I also made this design a bit smaller than the full size of the poster board. So after my Venture drew the design, I also had it cut an additional rectangle out around the black border.
Project #2: Cutting repeated & large-scale vinyl decals quickly
For the second project, I wanted to test cutting repeated and large-scale vinyl decals quickly. So I put a bunch of Halloween designs onto my Canvas in Design Space. I made some of them pretty large—larger than you’d be able to cut on any other machines.
Then I filled in around the larger designs with smaller bats and whatnot. These cut insanely fast and beautifully! I’m a bit of an impatient weeder, so I set the pressure to “more” for this project. Weeding was a breeze.
After that, I grabbed some gold permanent Smart Vinyl and cut out a big moon phase trellis for my sister-in-law.

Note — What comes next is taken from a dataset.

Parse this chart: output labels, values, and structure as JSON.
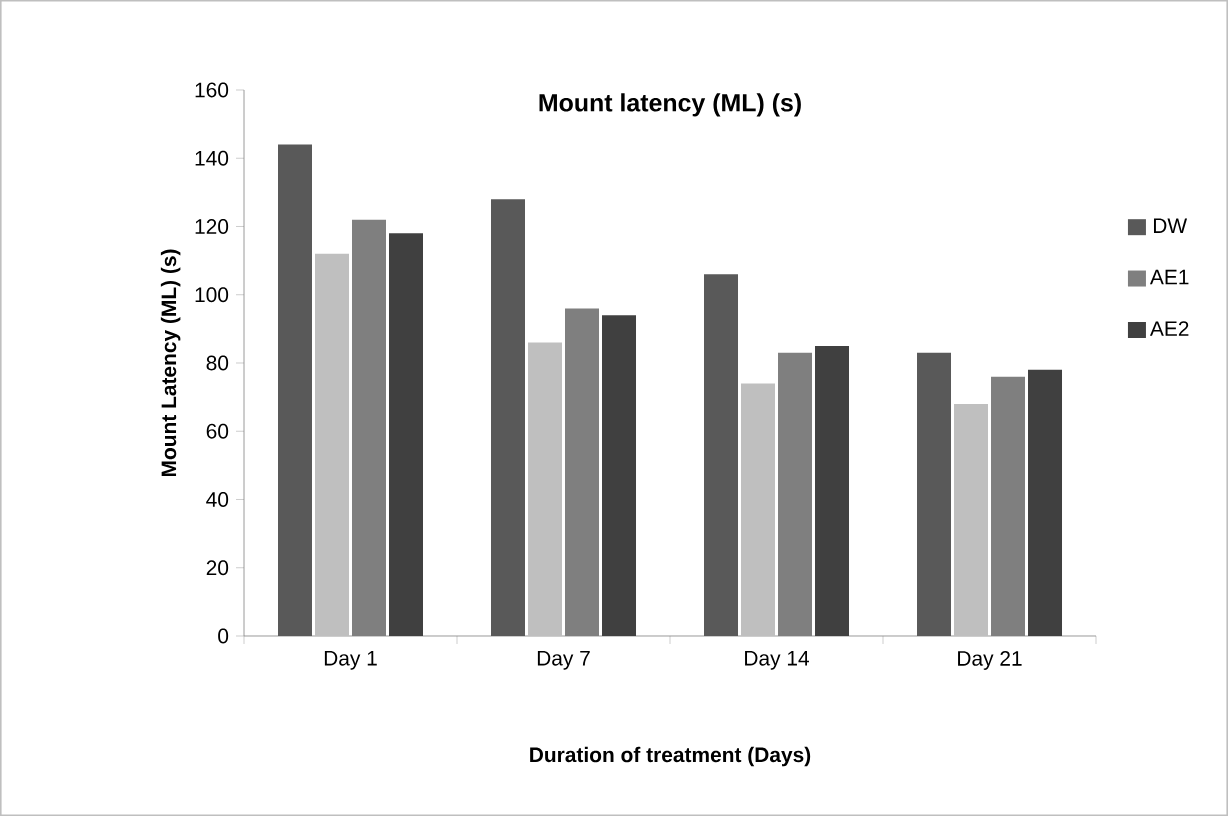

Cutting and weeding was a breeze. The harder part of large-scale decals is the transfer process.
Once I was ready to apply transfer tape, I laid the decal out and started the process. Then I asked my husband to help hold up the transfer tape and provide slack for me as I slowly rolled the tape onto the design. Have an extra set of hands is a HUGE help.
Of course you can smooth out bubbles after applying the decal. But applying transfer tape in a way that minimizes bubbles helps to prevent them in the first place.
Wrap up & who the venture is a good choice for
Overall, this is a very impressive machine. And I really love the docking stand—it’s super convenient. But is this machine right for you? Given all of the pros and cons I’ve laid out and the machine’s capabilities, the Cricut Venture could be the right machine for you if…
- Are a serious hobby crafter who wants one of the best crafting machine the market—or have prior experience using Cricut machines and are looking to expand your capabilities.
- Run a small business that involves repetitive cutting of materials like vinyl, paper, or iron-on—or want to make large-scale cuts that other Cricut machines cannot make.
- Have ample space to accommodate the machine’s size and requirements.
- Value a faster and more efficient cutting process for projects.